Buffalo high school filmmakers premiere documentary on climate change
Students from the Buffalo Youth Media Institute premiered their documentary "1988" Tuesday night at the Burchfield Penny Art Center. The film examines society’s relationship with climate change.
The title of the film is inspired from a year when climate scientists warned Congress of the impending climate crisis. The film takes place in a dystopian alternative reality of 2019 where people are consumed by a stream of television programming.
Students from several Buffalo youth programs, including the Mayor’s Summer Youth Program and Erie County’s Summer Youth program, worked as part of the Buffalo Youth Media Institute (BYMI).

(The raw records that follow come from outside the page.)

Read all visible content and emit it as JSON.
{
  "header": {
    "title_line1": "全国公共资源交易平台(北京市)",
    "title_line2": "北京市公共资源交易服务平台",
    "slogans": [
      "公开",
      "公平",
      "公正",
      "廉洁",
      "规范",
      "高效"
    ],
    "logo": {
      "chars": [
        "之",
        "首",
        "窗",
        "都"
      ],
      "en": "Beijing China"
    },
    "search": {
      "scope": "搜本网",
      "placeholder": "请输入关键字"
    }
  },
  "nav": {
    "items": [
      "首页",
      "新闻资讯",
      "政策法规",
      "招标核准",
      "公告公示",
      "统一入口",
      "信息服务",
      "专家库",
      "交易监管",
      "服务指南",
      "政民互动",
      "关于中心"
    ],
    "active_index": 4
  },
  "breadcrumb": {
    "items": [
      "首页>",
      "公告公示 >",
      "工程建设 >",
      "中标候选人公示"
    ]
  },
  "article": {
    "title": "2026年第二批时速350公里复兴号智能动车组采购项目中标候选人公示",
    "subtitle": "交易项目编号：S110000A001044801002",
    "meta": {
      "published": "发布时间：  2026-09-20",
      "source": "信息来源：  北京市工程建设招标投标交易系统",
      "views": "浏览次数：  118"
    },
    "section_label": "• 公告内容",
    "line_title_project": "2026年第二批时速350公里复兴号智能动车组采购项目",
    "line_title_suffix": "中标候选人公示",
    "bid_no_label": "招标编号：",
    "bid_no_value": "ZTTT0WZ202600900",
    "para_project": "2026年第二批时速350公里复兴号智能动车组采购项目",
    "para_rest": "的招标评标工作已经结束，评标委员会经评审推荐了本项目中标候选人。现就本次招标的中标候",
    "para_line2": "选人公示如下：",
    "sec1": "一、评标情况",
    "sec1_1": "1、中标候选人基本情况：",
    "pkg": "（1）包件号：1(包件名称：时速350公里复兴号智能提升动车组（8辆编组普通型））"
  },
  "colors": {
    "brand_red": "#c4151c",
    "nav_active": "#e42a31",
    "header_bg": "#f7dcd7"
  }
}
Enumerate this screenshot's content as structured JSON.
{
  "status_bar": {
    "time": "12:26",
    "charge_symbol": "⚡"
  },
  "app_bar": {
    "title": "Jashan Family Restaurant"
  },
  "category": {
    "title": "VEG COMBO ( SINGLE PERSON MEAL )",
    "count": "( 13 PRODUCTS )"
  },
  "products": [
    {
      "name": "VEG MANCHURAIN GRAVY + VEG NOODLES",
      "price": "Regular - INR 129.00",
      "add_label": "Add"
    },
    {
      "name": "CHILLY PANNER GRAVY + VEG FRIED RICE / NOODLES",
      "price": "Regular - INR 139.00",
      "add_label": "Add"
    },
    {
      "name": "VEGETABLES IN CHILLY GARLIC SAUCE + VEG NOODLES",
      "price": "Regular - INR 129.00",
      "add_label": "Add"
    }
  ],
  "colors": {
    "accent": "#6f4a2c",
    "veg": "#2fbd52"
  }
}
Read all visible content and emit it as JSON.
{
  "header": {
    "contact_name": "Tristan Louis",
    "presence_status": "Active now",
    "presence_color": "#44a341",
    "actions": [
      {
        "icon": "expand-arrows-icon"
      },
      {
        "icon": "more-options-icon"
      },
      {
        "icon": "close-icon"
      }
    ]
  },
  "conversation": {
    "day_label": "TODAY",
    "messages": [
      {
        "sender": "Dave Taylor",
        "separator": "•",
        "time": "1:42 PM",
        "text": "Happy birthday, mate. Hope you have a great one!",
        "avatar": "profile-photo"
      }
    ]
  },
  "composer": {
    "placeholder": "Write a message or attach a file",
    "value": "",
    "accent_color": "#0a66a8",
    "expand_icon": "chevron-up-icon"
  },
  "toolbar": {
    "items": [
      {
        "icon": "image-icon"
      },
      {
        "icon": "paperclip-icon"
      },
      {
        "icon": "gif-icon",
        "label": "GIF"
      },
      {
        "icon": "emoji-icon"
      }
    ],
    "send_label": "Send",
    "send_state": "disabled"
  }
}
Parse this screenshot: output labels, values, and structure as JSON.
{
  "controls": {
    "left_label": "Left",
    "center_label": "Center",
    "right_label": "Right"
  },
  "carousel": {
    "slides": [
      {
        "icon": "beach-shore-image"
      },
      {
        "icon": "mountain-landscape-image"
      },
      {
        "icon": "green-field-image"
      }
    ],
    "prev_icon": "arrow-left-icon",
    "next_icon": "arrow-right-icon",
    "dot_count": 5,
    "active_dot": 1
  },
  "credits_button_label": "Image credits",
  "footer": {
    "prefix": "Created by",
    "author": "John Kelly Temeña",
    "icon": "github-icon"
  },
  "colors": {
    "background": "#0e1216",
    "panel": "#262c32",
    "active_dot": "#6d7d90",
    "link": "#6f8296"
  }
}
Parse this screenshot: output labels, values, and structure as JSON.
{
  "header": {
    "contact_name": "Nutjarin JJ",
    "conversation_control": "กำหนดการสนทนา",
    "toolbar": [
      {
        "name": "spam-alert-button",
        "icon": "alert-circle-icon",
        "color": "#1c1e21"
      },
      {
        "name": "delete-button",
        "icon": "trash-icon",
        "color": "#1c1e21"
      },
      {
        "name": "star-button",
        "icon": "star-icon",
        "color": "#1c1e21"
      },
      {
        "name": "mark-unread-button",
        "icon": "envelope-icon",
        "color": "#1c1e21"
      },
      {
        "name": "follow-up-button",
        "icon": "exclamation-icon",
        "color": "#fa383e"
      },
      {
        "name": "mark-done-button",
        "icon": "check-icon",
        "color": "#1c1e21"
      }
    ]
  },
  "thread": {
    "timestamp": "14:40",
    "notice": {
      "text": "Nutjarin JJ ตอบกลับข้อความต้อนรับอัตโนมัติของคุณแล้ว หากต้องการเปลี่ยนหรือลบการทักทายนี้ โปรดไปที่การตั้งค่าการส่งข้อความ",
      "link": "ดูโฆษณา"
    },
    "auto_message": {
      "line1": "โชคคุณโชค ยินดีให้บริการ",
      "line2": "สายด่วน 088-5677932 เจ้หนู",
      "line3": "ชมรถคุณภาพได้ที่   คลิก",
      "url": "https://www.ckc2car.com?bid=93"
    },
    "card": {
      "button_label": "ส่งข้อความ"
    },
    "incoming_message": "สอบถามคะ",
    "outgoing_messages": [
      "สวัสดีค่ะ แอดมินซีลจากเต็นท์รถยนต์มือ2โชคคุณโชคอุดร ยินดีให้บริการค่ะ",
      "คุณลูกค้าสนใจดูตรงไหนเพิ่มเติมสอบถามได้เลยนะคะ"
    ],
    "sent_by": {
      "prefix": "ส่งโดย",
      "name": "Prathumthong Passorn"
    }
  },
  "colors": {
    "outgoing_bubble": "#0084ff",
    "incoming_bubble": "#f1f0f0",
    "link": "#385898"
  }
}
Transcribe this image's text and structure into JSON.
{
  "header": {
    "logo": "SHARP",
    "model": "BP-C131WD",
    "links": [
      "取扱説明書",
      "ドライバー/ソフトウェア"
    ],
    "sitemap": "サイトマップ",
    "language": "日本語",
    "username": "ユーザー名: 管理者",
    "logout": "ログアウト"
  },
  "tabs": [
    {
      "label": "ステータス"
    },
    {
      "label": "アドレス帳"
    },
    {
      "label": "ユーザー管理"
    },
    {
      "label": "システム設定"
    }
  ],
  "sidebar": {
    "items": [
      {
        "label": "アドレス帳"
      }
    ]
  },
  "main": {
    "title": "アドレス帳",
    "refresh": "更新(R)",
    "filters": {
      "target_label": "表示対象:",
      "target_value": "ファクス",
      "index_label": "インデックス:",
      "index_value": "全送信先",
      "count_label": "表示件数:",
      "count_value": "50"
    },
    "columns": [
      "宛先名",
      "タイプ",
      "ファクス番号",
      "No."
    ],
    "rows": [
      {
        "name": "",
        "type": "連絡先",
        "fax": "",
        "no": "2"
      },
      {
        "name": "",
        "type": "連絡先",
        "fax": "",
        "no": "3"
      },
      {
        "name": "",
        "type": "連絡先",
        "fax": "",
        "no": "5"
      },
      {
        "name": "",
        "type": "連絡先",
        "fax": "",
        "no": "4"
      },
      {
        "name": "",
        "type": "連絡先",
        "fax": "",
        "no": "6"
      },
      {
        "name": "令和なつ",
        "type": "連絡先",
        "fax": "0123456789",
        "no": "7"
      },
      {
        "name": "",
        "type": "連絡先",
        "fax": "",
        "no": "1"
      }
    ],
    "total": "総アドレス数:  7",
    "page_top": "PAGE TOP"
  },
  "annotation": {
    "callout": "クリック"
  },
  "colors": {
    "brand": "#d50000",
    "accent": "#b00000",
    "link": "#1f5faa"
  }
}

BYMI was part of the six-week Buffalo Center for Arts and Technology (BCAT) summer project. BCAT Executive Director Gina Burkhardt said all of the work their students take on involves civic engagement, the environment, or health issues.
“They’re trying to make a point and a good point about where there future is going and how we have to make help it be ok for them,” Burkhardt said.
The project also paid students for their work, which involved writing, directing, acting, sound recording, and editing. Like many of the 13 students involved, Micheal Taylor had never done most those things before.
“It was fun. It was something new,” Taylor said. “I got out of my shell, because I’m usually scared to get out of my shell and talk to people.”
How did these young filmmakers tackle society’s relationship with climate change? Lead teaching artist Jesse Deganis said with different skits to mix in with serious interviews.
“The thing is definitely a satirical take on (climate change), but also serious, done through humor,” Deganis said.
The filmmakers all had plenty to say on the topic. Taylor believes satire can be an effective tool if used properly.
“Some people might not understand what you are talking about. You give it to them in a way they can understand,” Taylor said. “Sometimes it’s not because some people might think we just trying to make a joke out of a thing, but it’s really just to soften the blow.”
Dominique Scruggs has concerns regarding the public’s perception of climate change.
“Just because it’s not affecting you yet, it’s affecting people around you and you can get really hurt from it too,” Scruggs said.
And as far as what they want people to take away from the film, Markeis Payne had this to say.
“To see what climate change is doing to the earth and finding ways that they can fix it,” Payne said.
Taylor worked behind the camera for interviews, made the end credits, and had a chance to act-- the latter he said he had the most fun doing.
“The first skit I did, it was the Ozone. It was like an MTV-type skit and then I’m like the producer. Hugo Strange, I play the same character throughout the movie,” Taylor said. “And then I’m selling water on our shopping network, Obsolete Shopping Network. And then I’m like the selling person that’s all hype.”
The experimental documentary will now being submitted to national and international film festivals.
The experience has been extremely valuable to Scruggs, who has now done multiple projects with BYMI. She said it’s helped her grow as a person.
“I don’t like working with people that much, but I guess these group projects help me a lot (to work) with people,” Scruggs said.
These young filmmakers say they plan on discussing this issue for years to come.
“Today it’s a lot of stuff going on. Like wildfires and floods. This movie is saying this might be how this reality might be if we don’t do something today,” Taylor said. “That’s the message we trying to get out today. By not making it like down your throat. Trying to make it like happy and funny, but at the same time spitting facts at you.”
Taylor said he hopes people in this region start to take climate change more seriously.
“If people was, we wouldn’t be making this movie,” he said.
The film was made with help from a global warming art project grant given by Art Services Initiative.